Истолкование йоги в качестве своего рода «домашней космонавтики», в качестве уникальной системы, не требующей выходить из квартиры, но по степени серьезности и изощренности напоминающей предполетную подготовку, в качестве особой тренировки, сулящей сверхчеловеческое здоровье, характерно для второй половины семидесятых годов и ни в коем случае не является метафорическим. Наоборот, советские энтузиасты йоги активно используют риторику возможной связи йогических практик с космическими проектами.

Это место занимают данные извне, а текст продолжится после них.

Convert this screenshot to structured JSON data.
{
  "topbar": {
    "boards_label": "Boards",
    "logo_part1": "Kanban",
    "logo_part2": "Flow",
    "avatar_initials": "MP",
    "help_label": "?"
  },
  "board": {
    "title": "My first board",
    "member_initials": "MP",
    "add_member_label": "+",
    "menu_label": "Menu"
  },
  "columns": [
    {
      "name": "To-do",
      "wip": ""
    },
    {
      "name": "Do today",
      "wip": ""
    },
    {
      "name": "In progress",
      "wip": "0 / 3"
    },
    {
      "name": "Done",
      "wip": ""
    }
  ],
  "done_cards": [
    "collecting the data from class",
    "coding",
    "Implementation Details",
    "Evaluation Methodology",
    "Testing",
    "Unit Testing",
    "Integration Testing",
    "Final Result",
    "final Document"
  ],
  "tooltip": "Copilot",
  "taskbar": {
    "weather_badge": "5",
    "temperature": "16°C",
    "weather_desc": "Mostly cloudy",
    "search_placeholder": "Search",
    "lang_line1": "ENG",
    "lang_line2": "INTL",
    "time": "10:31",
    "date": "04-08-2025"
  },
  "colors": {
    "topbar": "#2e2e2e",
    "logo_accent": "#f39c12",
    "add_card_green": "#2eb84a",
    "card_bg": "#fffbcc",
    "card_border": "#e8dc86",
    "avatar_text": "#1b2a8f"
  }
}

В 1975 году в журнале «Наука и религия» выходит посвященная йоге статья ленинградца Александра Кондратова – человека, занимавшегося кибернетикой вместе с Андреем Колмогоровым и лингвистикой вместе с Юрием Кнорозовым, писавшего популярные книги о поисках Атлантиды, сочинявшего (под псевдонимом Сэнди Конрад) стихи и долгие годы практиковавшего йогу. Отказываясь от выработанного Бродовым и Зубковым подхода, сводящего йогу к системе оздоровления организма, Кондратов замечает, что «йогой, например, начинают интересоваться не только традиционные, но и новые области знания – инженерная и космическая психология, космическая медицина, кибернетика и теория информации. Ибо здесь мы имеем дело со случаем, когда такая сложнейшая “самоуправляющаяся” и “саморегулирующаяся” система, как человеческий мозг, может достигнуть более полного, чем при обычных научных методах, контроля над телом»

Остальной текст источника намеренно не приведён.